Emil Järudd

Personal information
- Full name: Emil Roland Hugo Järudd
- Nationality: Swedish
- Born: 27 April 1998 (age 28) Stockholm, Sweden

Sailing career
- Sport: Sailing
- Club: Royal Swedish Yacht Club
- Class(es): Optimist, Moth, Nacra 17, 49er, 29er

Medal record
Sailing
Representing Sweden
World Championships
| Bronze medal – third place | 2023 The Hague | Nacra 17 |

= Emil Järudd =

Swedish sailor

Emil Roland Hugo Järudd (born 27 April 1998) is a Swedish sailor in the Nacra 17 class, who became a bronze medallist at the 2023 Sailing World Championships.

==Career==
As a youth sailor, Järudd competed in the 2011 and 2012 Optimist World Championship, finishing 8th in the latter.
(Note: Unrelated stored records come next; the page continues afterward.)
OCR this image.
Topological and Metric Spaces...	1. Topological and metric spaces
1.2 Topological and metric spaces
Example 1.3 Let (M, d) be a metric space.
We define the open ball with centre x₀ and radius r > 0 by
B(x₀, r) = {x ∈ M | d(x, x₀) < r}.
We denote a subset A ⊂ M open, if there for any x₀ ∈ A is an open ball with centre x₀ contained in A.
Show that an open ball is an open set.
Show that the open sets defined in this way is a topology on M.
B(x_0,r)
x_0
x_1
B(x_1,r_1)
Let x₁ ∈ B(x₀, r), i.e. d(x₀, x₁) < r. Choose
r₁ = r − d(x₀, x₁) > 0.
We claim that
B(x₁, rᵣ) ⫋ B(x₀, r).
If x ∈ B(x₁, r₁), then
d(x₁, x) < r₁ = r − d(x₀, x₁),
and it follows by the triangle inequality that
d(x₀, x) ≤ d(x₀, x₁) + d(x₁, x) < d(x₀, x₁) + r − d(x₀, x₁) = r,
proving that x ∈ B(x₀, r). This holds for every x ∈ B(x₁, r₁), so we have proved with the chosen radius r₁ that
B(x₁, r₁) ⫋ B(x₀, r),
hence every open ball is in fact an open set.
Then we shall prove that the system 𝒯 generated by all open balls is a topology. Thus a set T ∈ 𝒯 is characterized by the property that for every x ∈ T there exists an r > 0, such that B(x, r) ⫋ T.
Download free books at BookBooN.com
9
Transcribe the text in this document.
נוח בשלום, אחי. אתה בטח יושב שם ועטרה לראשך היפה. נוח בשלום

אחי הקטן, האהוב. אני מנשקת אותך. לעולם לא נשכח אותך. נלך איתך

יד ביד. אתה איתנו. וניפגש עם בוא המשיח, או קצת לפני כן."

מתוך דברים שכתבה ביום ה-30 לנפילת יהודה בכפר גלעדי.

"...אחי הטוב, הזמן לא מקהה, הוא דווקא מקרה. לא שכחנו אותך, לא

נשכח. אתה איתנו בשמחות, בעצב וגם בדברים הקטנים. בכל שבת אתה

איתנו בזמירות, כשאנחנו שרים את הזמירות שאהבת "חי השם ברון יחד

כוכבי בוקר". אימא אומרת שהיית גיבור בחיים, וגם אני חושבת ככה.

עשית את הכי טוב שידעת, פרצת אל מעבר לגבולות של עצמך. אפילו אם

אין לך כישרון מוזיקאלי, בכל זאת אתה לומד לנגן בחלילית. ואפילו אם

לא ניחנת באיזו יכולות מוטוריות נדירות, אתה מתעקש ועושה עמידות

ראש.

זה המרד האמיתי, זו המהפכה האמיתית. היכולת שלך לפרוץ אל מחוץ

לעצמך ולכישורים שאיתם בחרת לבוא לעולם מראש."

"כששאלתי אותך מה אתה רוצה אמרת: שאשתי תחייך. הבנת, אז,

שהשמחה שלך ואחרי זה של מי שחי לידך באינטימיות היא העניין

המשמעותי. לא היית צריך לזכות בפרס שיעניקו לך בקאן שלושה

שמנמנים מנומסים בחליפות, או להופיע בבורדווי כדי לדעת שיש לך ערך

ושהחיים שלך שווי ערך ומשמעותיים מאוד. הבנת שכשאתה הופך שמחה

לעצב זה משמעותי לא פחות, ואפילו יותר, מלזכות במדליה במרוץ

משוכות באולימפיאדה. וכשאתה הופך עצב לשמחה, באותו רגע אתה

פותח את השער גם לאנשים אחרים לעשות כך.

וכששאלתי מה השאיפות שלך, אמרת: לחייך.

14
Järudd then continued to the 29er class and sailed the 2014 ISAF Youth Sailing World Championships, finishing 8th.

Järudd qualified to represent Sweden in the 2020 Tokyo Summer Olympics alongside Cecilia Jonsson, competing in the Nacra 17 event, where they ranked 14th.

In 2023, Järudd, together with Hanna Jonsson, won bronze at the 2023 Sailing World Championships in the Hague. In May 2024, Järudd was again chosen to represent Sweden, this time with Hanna Jonsson, and over Ida Svensson and Nicklas Dackhammar. In the Nacra 17 event, the Järudd–Jonsson pair finished 10th.

Järudd is a student of industrial engineering at the Royal Institute of Technology in Stockholm.